Felix Jonathan Hildebrandt

Born 11pm, 13 February 2011.

3.9 kilos, 54 cm.

Felix for happiness, Jonathan for my brother, Hildebrandt for my beloved.

The birth went well. Will tell more later, because, um, sleep has become a bit more of a priority than it used to be. And yes, we have about a thousand photographs already, so there might be a few more of them too.

We arrived home from hospital today. We are happy indeed. About this happy:

Or maybe this happy:

Or possibly, even, this happy:

Just in case you were wondering if no news was good news

It’s not. It’s just no news.

Still, we’re doing ok. And the week is flying past. The hospital is meant to ring me tomorrow to organize some sort of ‘overdue’ ultrasound, but it will drive me crazy waiting for a call all day so I think I will ring them. Yesterday I did all the vacuuming and made delicious apricot and marmalade flapjacks. They are all gone. Today it snowed all day. Mum and I braved the weather on an arctic expedition to buy milk.

41 weeks

Getting a bit tired of waiting. Felt quite irritable today. Feel better tonight after a bean and lentil ‘shepherd’s pie’. Michael is even more impatient. He spent hours on the weekend breaking up ice on the driveway. Everyone says to enjoy the peace and quiet but it is difficult. Perhaps I should resign myself to it taking another whole week but I really don’t want to! Bubs is oblivious to our increasing impatience and is happily doing jigs in there. Michael says when he comes out he’s going to give him a big cuddle. He’s also jealous of the kicks and wriggles I feel, and says he’d like to be pregnant next time! And he says if the baby doesn’t arrive by tomorrow he’s going to the gym. Come on babbie!!! We want to meet you!

Forty weeks

I have been meaning to write this post for a while but have been a little distracted. But I want to record what this past week or so has felt like before it all becomes distant history! So… last week it finally began to sink in that there’s going to be a baby around here pretty soon. I got really excited. And realised there was still a couple of things I needed, which prompted a shopping spree. So I bought some bedlinen, for me and for him (thought I’d better get myself a single duvet in case he comes into bed with me and I don’t want to smother him – recently we’ve been using a double duvet each). I bought a chest of drawers. I bought cloths to use on the changing-mat, and some blankets. And then I saw a couple of cute cute cute suits in rainbow colours with lions and mooses and mushrooms on them, and we didn’t need any more clothes but I couldn’t help but buy them. I restrained myself from buying the light-brown furry coat with bear ears. And then I regretted my restraint and went back to get it anyway. I gave it a hug.

I had some friends over on Friday night and made home-made pizza. It was delicious.

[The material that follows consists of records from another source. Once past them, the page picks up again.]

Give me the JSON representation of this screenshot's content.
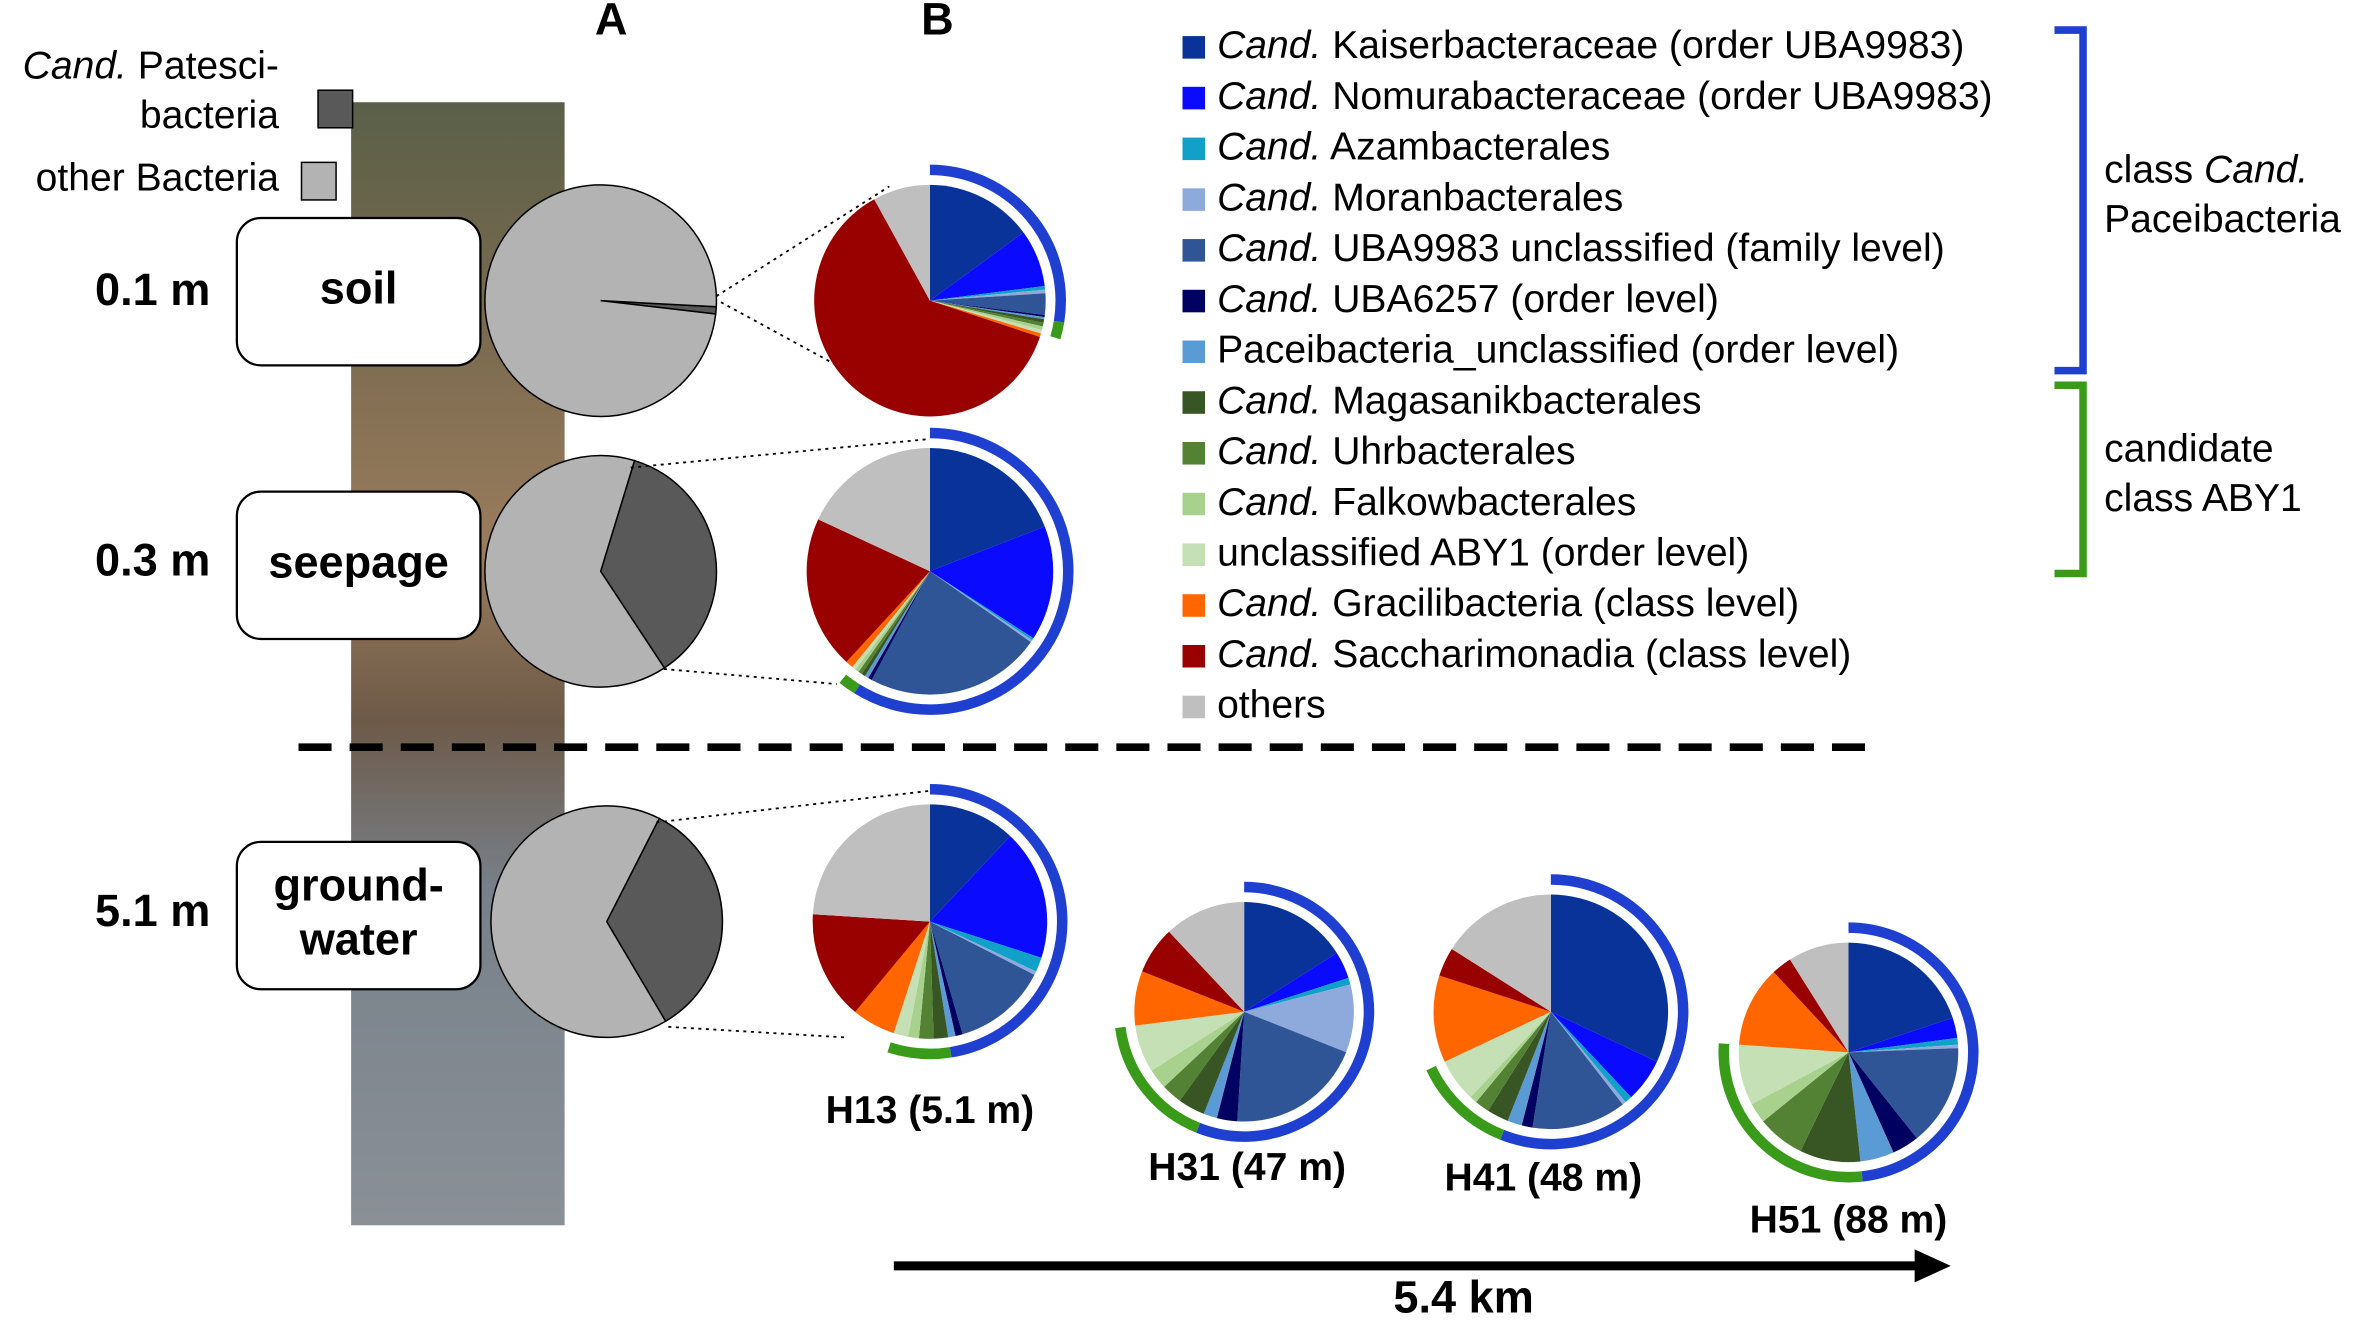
{
  "chart_data": [
    {
      "type": "pie",
      "title": "A",
      "categories": [
        "0.1 m",
        "0.3 m",
        "5.1 m"
      ],
      "habitats": [
        "soil",
        "seepage",
        "ground- water"
      ],
      "series": [
        {
          "name": "Cand. Patesci- bacteria",
          "color": "#595959",
          "values": [
            1,
            36,
            34
          ]
        },
        {
          "name": "other Bacteria",
          "color": "#b3b3b3",
          "values": [
            99,
            64,
            66
          ]
        }
      ]
    },
    {
      "type": "pie",
      "title": "B",
      "categories": [
        null,
        null,
        "H13 (5.1 m)",
        "H31 (47 m)",
        "H41 (48 m)",
        "H51 (88 m)"
      ],
      "annotation": "5.4 km",
      "groups": [
        {
          "label": "class Cand. Paceibacteria",
          "color": "#1f3fd1",
          "series": [
            {
              "name": "Cand. Kaiserbacteraceae (order UBA9983)",
              "color": "#0a3399",
              "values": [
                15,
                19,
                12,
                16,
                32,
                20
              ]
            },
            {
              "name": "Cand. Nomurabacteraceae (order UBA9983)",
              "color": "#0a0aff",
              "values": [
                8,
                15,
                18,
                4,
                6,
                3
              ]
            },
            {
              "name": "Cand. Azambacterales",
              "color": "#10a0c8",
              "values": [
                0.5,
                0.3,
                2,
                1,
                1,
                1
              ]
            },
            {
              "name": "Cand. Moranbacterales",
              "color": "#8eaadc",
              "values": [
                0.5,
                0.3,
                0.5,
                10,
                0.5,
                0.5
              ]
            },
            {
              "name": "Cand. UBA9983 unclassified (family level)",
              "color": "#2f5597",
              "values": [
                3,
                23,
                13,
                20,
                13,
                15
              ]
            },
            {
              "name": "Cand. UBA6257 (order level)",
              "color": "#000060",
              "values": [
                0.3,
                0.5,
                1,
                3,
                1.5,
                4
              ]
            },
            {
              "name": "Paceibacteria_unclassified (order level)",
              "color": "#5b9bd5",
              "values": [
                0.3,
                0.5,
                1,
                2,
                2,
                5
              ]
            }
          ]
        },
        {
          "label": "candidate class ABY1",
          "color": "#3a9a1a",
          "series": [
            {
              "name": "Cand. Magasanikbacterales",
              "color": "#375623",
              "values": [
                0.5,
                0.5,
                2,
                4,
                3,
                9
              ]
            },
            {
              "name": "Cand. Uhrbacterales",
              "color": "#548235",
              "values": [
                0.5,
                0.5,
                2,
                3,
                2,
                7
              ]
            },
            {
              "name": "Cand. Falkowbacterales",
              "color": "#a9d18e",
              "values": [
                0.5,
                0.5,
                1.5,
                3,
                1,
                3
              ]
            },
            {
              "name": "unclassified ABY1 (order level)",
              "color": "#c5e0b4",
              "values": [
                0.5,
                0.5,
                2,
                7,
                6,
                9
              ]
            }
          ]
        },
        {
          "series": [
            {
              "name": "Cand. Gracilibacteria (class level)",
              "color": "#ff6600",
              "values": [
                0.5,
                1,
                6,
                8,
                12,
                12
              ]
            },
            {
              "name": "Cand. Saccharimonadia (class level)",
              "color": "#990000",
              "values": [
                62,
                20,
                15,
                7,
                4,
                3
              ]
            },
            {
              "name": "others",
              "color": "#bfbfbf",
              "values": [
                8,
                18,
                24,
                12,
                16,
                9
              ]
            }
          ]
        }
      ]
    }
  ]
}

Then, over the weekend, the spring-cleaning bug set in. I did loads and loads of washing. I put all his clothes away in the chest of drawers. I moved most of my books from my office to the spare room. I threw stuff away. On Monday I tidied the spare room for mum. I made up the bed for her. I thoroughly cleaned and re-arranged the bathroom. Today I finished the vacuuming and hid in the cupboards everything I couldn’t work out how to throw away. I had a midwife appointment then picked up Mum from the station. So nice to see her. She arrived with a bag stuffed full of gifts from Australia, including the most gorgeous teddybear from my brother and his girlfriend. (And we love all the other presents too!) So, yeah, still pretty excited.

Mostly I feel very healthy, although my belly is starting to feel like a balloon fit to burst.

Michael says waiting and waiting is the most boring thing in the world. He has been fixing door handles and rehanging the fridge door and moving the kitchen light-switch from the hall to the kitchen.

The midwife says everything looks perfect. She says to rest and to eat. So tomorrow, I will try to quell the excitement and get some rest, just in case he comes sooner rather than later. Who knows?